Murillo v. Superior Court (People) (9/29/2006, G035816) 143 CA4th 730: Prosecutor is not allowed to propound requests for admissions which could eliminate his burden to prove the ultimate issue in the case beyond a reasonable doubt, despite the fact that Sexually Violent Predator proceedings are nominally civil in nature.
Ninth Circuit Court of Appeal (September 1- September 30)
Reynoso v. Giurbino (9/6/06, 9th Cir. No. 05-55695) 462 F3d 1099: Failure to investigate question of witnesses’ knowledge of reward and expectation of receiving payment if their testimony helped to convict constituted prejudicial ineffective assistance.
United States v. Stevens (9/13/2006 9th Cir. No. 05-30597) 462 F3d 1169: Child pornography – ex post facto application of change in definition; District court prejudicially erred by applying amended definition of “minor” (which was changed to include a fictitious minor) in child pornography prosecution to enhance sentence. The modification was a substantive change and not just a clarification.

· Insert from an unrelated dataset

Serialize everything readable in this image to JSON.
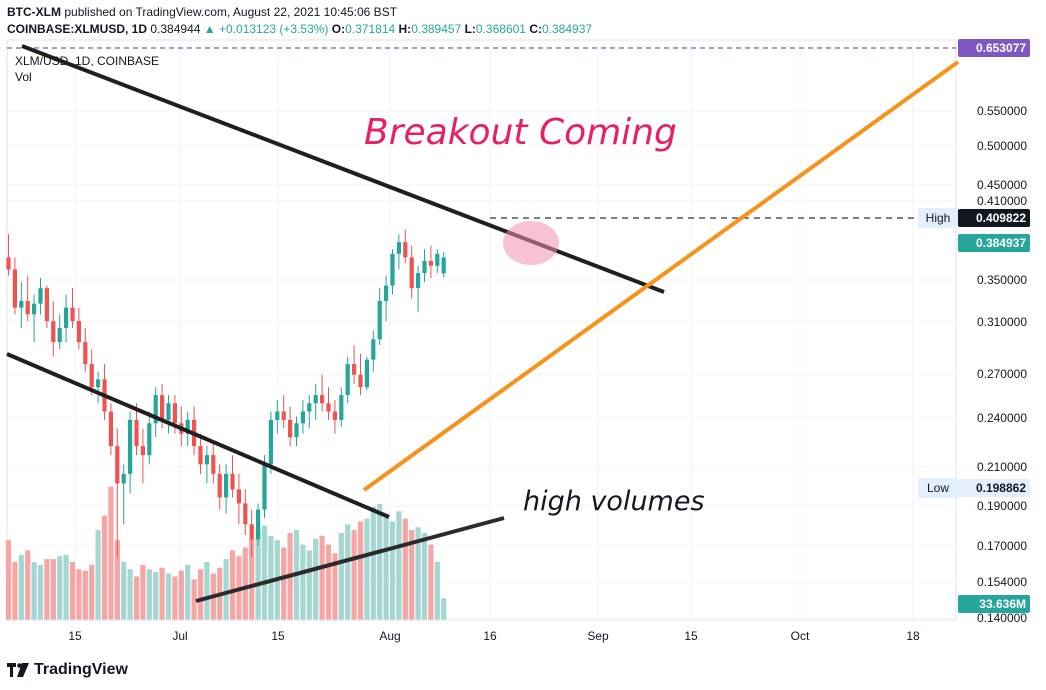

Comer v. Schiro (9th Cir. 9/13/06, No. 98-99003) 463 F3d 934: Prosecution misconduct dehumanizing epithets during closing argument]; Misconduct for DA to use dehumanizing epithets during closing argument. The court “condemn[ed]” the prosecutor’s references to the defendant as “filth,” a “monster,” and “a reincarnation of the devil.” However, the remarks did not rise to the level of a due process violation that rendered the trial fundamentally unfair.
Frierson v. Woodford (9th Cir. 9/14/2006, No. 04-99002) 2006 U.S. App. LEXIS 23520: (1) Failure to investigate and present mitigation evidence of multiple childhood head trauma, possible organic brain dysfunction, borderline retardation, learning disabilities, chronic substance abuse, and emotional disorder was IAC; (2) Failure to review juvenile records and to challenge key witness’ assertion of privilege against self incrimination at penalty phase was ineffective assistance of counsel.
United States v. Howard (9th Cir. 9/15/2006, No. 03-50524) 463 F3d 999: Shackling all pretrial detainees making their first appearance before Los Angeles magistrate judges justified because of security concerns: multiple defendants, large unsecured courtroom, and lack of adequate security coverage.
United States v. Durham (9th Cir. 9/22/2006, No. 05-30403) 464 F3d 976: Drug Identification: Government not required to introduce scientific evidence to prove identity of substance as long as there was enough lay testimony or circumstantial evidence.